Я забыл рассказать, что в благородном отделении есть особая комната для чтения. Там я видел почти все наши газеты и не видал ни одного толстого журнала.

Пока Л. пересматривал с одним из письмоводителей какие-то бумаги, в дверь заглянул арестант, снимавший мерку с моей ноги. Он пришел ко мне «узнать насчет каблучков: сколь высоки нужно делать?» Я попросил у Л. позволения поговорить с арестантом и получил его.

– За что вы судитесь? – спросил я арестанта.

Он улыбнулся и, махнув рукой, отвечал:

– Теперь уж и не перескажешь.

– Отчего?

– Да теперь за многое; все одно за другое позацеплялось.

Передать его рассказа слово в слово я не могу, а вот его содержание.
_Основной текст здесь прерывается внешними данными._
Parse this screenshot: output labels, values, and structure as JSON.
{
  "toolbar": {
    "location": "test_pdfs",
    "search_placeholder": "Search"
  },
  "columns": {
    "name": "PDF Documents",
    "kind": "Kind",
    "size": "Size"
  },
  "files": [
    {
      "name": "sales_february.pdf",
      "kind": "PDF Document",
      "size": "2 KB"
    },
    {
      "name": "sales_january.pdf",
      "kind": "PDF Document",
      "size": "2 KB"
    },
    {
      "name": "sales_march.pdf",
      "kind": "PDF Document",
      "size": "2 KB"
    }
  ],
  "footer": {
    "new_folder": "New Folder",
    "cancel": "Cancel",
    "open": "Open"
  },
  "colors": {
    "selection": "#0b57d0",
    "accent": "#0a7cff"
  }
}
Арестанта зовут Иван Петров Компан; он однодворец, Витебской губернии, родом поляк; имел в Петербурге сапожную мастерскую в доме Кушелева у Кокушкина моста и содержал 20 человек рабочих. Не было у него паспорта, и за это его арестовали, мастерская пошла вразброд. Выпустили его, он загулял, и остальное все пошло на ветер; стал просить милостыни, его за это взяли на Большой Морской и хотели отправить по этапу; он ушел из пересыльной тюрьмы, скрывался кое-где по Петербургу; наконец зашел в кабак с каким-то знакомым и тут (говорит, что пьяный) взят за намерение вытащить у кого-то часы. Сколько правды в этом рассказе, я, конечно, не знаю, но если он верен, то именно уж «одно за другое позацеплялось».

– Вы одиноки? – спросил я его.

– Нет, есть жена.

– Где же она теперь?

– Не знаю.

Я подумал, не семейная ли вражда была первою виною его несчастий, и спросил его об этом.

– Нет! мы жили ладно.

– Отчего ж теперь жена вас не навещает?

– Она была 7-го января.

– А с тех пор и не приходила?

– И не знаю, где она.

– Как же так!

– Да что ж делать? Баба одинокая, где-нибудь перебивается.

Я посмотрел на него – ничего, молчит.

– Не можете ли, – говорит, – пособить, чтобы скорее решили дело?

– А где теперь ваше дело?

– В уголовной палате.

Вот я и пробую пособить Компану, передавая его арестантскую просьбу через лист газеты тем, от кого может зависеть ее исполнить. Больше ничего сделать для него не могу.

Когда Л. окончил свои занятия в конторе, мы вышли из тюрьмы, и этим я должен окончить мой сегодняшний фельетон, сохраняя себе право рассказать мои соображения насчет содержания арестантов по сведениям, полученным кое-откуда за воротами тюрьмы.

IV

За воротами тюрьмы опять мы встретили людей с подаянием. Те ли же это люди, которых я видел при входе в тюрьму, или другие, я сказать не могу, но, кажется, были и прежние люди, были и новые. Между последними особенно замечателен молодой, безбородый человек, остриженный в скобку и одетый в прекрасную шубу с дорогим бобровым воротником. При нашем выходе за ворота он бросился к Л., и когда тот подал ему свою руку для обыкновенного приветствия, посетитель неожиданно поцеловал ее. Он смотрит на Л. очень благодарным взглядом, а Л., в свою очередь, отнесся к нему очень приветливо.